Jamba boasts an extensive context window of 256K tokens, equivalent to around 210 pages of text, while fitting up to 140K tokens on a single 80GB GPU.
I realize this is a big improvement, but it’s striking how inefficient LLM’s are, that you need 80GB of GPU memory to analyze less than 1 megabyte of data. That’s a lot of bloat! Hopefully there’s a lot of room for algorithmic improvements.
It’s literally simulating a neural network.
How much of your 5-sense experiential memories and decades of academic book learning are you bringing to understand my reply to your post?
How many gigabytes do you think that’s equivalent to?
It’s kinda simulating our brains but not really. When I attempted to dig more into how neurons work I realised that it’s a massive chasm of difference. Very much worth doing if you haven’t (you might know far better then me, this is for people who don’t yet.)
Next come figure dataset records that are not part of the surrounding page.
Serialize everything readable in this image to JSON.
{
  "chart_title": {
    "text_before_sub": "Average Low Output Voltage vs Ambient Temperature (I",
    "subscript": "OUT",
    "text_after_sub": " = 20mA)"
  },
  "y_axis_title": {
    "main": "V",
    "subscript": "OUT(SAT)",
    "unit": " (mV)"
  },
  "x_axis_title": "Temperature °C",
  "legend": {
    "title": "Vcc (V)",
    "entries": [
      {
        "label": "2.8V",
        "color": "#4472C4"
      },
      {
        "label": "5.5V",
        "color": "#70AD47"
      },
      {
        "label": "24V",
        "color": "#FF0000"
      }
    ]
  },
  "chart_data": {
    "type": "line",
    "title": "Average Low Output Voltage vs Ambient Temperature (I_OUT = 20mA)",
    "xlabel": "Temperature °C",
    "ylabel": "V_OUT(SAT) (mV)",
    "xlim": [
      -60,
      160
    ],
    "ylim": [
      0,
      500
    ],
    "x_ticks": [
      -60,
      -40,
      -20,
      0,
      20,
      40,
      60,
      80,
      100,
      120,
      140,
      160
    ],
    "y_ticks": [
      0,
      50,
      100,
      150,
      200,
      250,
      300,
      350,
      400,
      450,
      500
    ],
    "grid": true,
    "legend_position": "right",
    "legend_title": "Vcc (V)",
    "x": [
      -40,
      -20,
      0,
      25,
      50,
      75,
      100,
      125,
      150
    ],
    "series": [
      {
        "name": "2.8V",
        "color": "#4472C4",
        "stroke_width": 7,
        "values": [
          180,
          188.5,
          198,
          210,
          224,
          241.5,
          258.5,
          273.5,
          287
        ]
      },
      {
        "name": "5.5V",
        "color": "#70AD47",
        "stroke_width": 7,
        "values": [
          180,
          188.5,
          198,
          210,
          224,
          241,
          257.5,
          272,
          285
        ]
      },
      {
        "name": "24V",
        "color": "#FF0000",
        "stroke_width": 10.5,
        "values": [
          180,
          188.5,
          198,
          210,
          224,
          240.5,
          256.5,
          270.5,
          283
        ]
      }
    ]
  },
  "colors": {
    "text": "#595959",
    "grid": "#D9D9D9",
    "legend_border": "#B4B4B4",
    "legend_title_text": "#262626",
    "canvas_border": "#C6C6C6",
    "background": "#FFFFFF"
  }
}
In terms of results: Our brains are working with 20w of power and can be trained to compete with LLM’s using a tiny fraction of the world’s data. They also have to keep you breathing and your blood pumping and manage all the dangers of catching a ball near traffic. Or skiing, or poetry, or sunsets. And they remember stuff five minutes later and don’t need a training run that takes months.
We have SO many opportunities to improve the AI architecture it’s ridiculous. This is a good thing.
To be fair most of the brain is more like a pretrained model — it isn't being trained at any point after conception to keep your blood pumping or your lungs working, it does that out of the box roughly as soon as you sprout those organs (or the minute you're born, in the case of lungs). The training process was billions of years of evolution. And, well, given fairly persistent cross-cultural cognitive biases, I expect the conscious thought parts are starting from a pretrained model, too, and all we're doing in school is finetuning ;)
People don't understand that to simulate a single neuron, you need an entire neural network. So 70 billion parameters might at best be equivalent to a million neurons but that is assuming that your neural network architecture is akin to the connections between neurons. Considering the physical sparsity, you might need even more parameters to model the connections of a biological neural network. So less than a million neurons in practice.
Jamba seems to be distributed as 21 5-gigabyte files [1] so I guess that’s another way of looking at it.
[1] https://huggingface.co/ai21labs/Jamba-v0.1/tree/main
So what? I have seen models distributed as 26x 10GB files.
I love both parent post perspectives on this.
The big (huge?) memory requirement is during training. These LLMs work with high dimensional vectors and they calculate gradients with respect to high dimensional vectors and they do updates that require state of the optimizer. If you have 3 particles in 3 dimensions and you need their forces that creates 3 new 3D vectors and once you update their position along the forces then they also carry momenta. Now generalize these simple 3-body physics to the typical 60-layer creatures inside the LLM with vectors of several thousand dimensions, interactions/weights that are scaling like the squares of these vectors, to a total parameter count that adds up to the 10s to 100s of billions of parameters, and then take derivatives and start to keep track of momenta. It is a feat of modern engineering that some groups can train such models efficiently. I hope we will see more of the training stories becoming public in the near future.
This is wrong. You need big memory during inference too.
The difference there is you can use tricks like quantisation and offloading to CPU to reduce it somewhat at the cost of accuracy and/or speed.
Not sure what you mean by wrong. I have never encountered a case yet when training an LLM (no matter what architecture) would require limited memory and was pointing out that the typical memory requirements for training are much higher yet than the typical requirements for inference.
Training is 3x the memory used by inference, and usually run at a much larger batch size
Two things I'm curious to know:
1. How many tokens can 'traditional' models (e.g. Mistral's 8x7B) fit on a single 80GB GPU? 2. How does quantization affect the single transformer layer in the stack? What are the performance/accuracy trade-offs that happen when so little of the stack depends on this bottleneck?
Mixtral 8x7b runs well (i.e., produces the correct output faster than I can read it) on a modern AMD or Intel laptop without any use of a GPU - provided that you have enough RAM and CPU cores. 32 GB of RAM and 16 hyperthreads are enough with 4-bit quantization if you don't ask too much in terms of context.
P.S. Dell Inspiron 7415 upgraded to 64 GB of RAM here.
80GB is compressed all human knowledge applied on that 1mb..
That’s all the world’s knowledge compressed into 80GB. It’s not analysing 1MB data, it’s analysing all of that knowledge plus and additional 1MB.
Compared to the human brain they are shockingly efficient. It's the hardware that isn't, but that is just a matter of time.